This past week the UpField Group was privileged to serve as the keynote speaker for the Northwest Ohio Ag Business Breakfast Forum, hosted by CIFT. The title of the presentation: The Intersection between Agriculture and Sports. An unfamiliar topic for some, but two topics we are very familiar with at UpField.
We are passionate about ag and sports at UpField and now is a great time to discuss the intersection between the two industries. Farmers are in the fields as harvest is in full swing. Baseball season is in the playoffs, football is in mid-season form, and the basketball and golf seasons are just getting underway. Pumpkin spice and apple cider are your basic beverages, and sports fans are tailgating; drinking beers, grilling burgers, brats and dogs. October is the best month for Agriculture and Sports, but that is just my opinion. And here in the Midwest, we are right in the middle of it all. As I drove to Ohio, I took note of all the different crops and farms I passed. In just a three-hour drive, I passed fields of grapes, apples, pumpkins, hops, hay, tomatoes, wheat, soy beans and corn, as well as beef cattle, goats, sheep, and horses grazing in pasture. There were a few dairy farms and hog farms along the way, and I even saw a sign for free range eggs for sale. There was a turf farm in Ohio as well as potatoes and sugar beets.

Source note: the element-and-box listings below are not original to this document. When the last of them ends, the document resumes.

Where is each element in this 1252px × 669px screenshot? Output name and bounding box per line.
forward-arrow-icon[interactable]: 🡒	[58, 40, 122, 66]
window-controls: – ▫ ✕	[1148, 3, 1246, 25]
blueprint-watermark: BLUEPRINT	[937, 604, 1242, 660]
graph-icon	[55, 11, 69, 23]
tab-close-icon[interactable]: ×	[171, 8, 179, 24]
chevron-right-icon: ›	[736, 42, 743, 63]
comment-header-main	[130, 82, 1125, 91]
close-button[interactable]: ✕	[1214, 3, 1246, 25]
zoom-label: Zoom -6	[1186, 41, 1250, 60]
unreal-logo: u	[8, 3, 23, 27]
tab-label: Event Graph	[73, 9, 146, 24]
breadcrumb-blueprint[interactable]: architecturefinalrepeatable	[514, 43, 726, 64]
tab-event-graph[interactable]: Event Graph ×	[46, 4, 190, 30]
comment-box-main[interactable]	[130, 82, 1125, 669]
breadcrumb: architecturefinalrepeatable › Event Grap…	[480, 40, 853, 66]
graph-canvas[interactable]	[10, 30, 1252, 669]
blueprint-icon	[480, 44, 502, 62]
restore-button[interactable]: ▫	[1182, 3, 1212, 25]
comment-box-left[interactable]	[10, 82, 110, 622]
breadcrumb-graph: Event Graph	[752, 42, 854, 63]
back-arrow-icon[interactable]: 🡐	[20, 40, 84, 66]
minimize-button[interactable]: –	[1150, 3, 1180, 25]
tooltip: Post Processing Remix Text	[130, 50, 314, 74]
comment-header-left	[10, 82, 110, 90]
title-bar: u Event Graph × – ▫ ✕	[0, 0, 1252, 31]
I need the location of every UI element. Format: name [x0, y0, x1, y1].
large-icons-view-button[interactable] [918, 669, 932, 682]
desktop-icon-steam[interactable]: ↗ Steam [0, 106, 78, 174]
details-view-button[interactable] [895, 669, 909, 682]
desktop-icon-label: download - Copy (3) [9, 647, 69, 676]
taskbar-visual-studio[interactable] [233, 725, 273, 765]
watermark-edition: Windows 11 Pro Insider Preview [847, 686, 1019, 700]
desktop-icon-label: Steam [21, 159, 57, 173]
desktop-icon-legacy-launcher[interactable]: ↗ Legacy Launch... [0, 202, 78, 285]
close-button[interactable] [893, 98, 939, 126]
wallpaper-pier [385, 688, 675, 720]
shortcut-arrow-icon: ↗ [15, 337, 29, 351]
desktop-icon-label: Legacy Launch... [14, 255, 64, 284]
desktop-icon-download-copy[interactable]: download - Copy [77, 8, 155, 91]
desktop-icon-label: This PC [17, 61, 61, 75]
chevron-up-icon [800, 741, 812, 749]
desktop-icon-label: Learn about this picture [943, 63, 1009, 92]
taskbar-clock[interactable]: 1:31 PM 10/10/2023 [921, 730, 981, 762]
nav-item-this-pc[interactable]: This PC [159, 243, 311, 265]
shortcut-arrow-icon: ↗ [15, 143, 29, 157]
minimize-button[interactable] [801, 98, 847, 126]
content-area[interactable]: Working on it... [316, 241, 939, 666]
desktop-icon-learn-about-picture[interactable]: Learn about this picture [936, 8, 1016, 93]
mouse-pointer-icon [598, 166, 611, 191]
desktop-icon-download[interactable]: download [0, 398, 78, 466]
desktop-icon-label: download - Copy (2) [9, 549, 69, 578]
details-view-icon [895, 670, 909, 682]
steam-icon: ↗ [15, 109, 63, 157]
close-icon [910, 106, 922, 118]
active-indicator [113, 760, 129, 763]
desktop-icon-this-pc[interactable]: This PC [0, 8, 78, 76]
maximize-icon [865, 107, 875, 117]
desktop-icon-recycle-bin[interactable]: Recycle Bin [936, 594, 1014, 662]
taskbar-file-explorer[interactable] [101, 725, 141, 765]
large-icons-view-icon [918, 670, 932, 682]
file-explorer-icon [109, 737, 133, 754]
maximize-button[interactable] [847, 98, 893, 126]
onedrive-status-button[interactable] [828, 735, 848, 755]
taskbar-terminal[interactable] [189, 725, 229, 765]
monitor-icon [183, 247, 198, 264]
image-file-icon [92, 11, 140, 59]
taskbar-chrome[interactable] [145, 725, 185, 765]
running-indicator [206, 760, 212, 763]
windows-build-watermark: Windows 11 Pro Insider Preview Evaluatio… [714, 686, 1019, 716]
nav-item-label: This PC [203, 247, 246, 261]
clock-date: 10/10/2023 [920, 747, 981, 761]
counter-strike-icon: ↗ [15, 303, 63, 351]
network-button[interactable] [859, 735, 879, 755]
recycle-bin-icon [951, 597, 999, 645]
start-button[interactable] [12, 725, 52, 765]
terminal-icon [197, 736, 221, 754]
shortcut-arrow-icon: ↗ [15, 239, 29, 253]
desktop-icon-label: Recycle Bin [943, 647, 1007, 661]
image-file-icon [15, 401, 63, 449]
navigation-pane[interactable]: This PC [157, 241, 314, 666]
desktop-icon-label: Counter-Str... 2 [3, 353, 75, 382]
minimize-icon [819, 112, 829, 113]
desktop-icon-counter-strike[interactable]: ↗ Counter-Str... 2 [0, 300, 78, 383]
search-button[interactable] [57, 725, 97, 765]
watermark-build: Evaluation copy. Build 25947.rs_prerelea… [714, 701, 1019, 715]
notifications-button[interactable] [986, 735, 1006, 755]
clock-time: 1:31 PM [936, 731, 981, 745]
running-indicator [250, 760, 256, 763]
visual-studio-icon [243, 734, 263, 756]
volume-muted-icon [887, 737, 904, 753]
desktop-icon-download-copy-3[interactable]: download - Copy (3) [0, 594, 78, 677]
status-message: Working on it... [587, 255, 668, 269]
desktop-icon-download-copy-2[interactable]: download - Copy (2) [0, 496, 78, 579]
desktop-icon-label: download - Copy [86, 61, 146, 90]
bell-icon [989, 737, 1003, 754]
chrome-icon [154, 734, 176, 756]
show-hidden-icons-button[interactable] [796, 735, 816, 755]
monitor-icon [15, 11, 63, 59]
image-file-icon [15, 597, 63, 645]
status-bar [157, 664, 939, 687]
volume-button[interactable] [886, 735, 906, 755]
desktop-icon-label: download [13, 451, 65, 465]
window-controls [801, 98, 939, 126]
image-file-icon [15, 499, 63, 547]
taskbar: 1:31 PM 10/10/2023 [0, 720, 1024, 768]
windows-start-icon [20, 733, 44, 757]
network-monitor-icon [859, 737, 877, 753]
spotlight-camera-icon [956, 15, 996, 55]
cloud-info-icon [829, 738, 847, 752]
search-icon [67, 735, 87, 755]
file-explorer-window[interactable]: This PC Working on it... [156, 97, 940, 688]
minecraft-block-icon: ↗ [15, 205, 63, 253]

We have an abundance of fertile soil and easy access to fresh water in this part of the country, which makes all of this possible. Interestingly, most of these crops find their way to a sports stadium, or a tailgate, where we as sports fans consume them. While we do not usually think of agriculture when we are watching our favorite team, it is an extremely important part of the game. Without agriculture and farms, we would not have much to choose from at the concession stand, and if the game is being played on natural grass, the field came from a farm. The uniforms the players are wearing were first cotton, grown on a farm.
At the Ag Business Breakfast Forum, we talked about the various ways ag and sports are connected, and it’s not just about the food. The partnerships that exist between the two industries are creating value for the fans and the businesses, and we took a look at how the National Dairy Council and the NFL has been at the forefront of connecting fans of the NFL, to the dairy industry, through the youth program, Fuel Up to Play 60. A program that encourages students to eat healthy foods like fruits, vegetables and dairy; as well as spotlights the importance of getting 60 minutes of play every day. Through the NFL players that participate in the program as spokespersons, and the farmers that provide support and funding, Fuel Up to Play 60 is a shining example of sports and agriculture working together for the greater good.
The next time we find ourselves at a ball game and order a beer and a cheeseburger, take a timeout and enjoy the work of the hops farmer that started the beer-making process, as well as the farmers who produced the milk that made the cheese, and the rancher that raised the beef. It’s all connected, and sports provides a platform for all of us to enjoy it.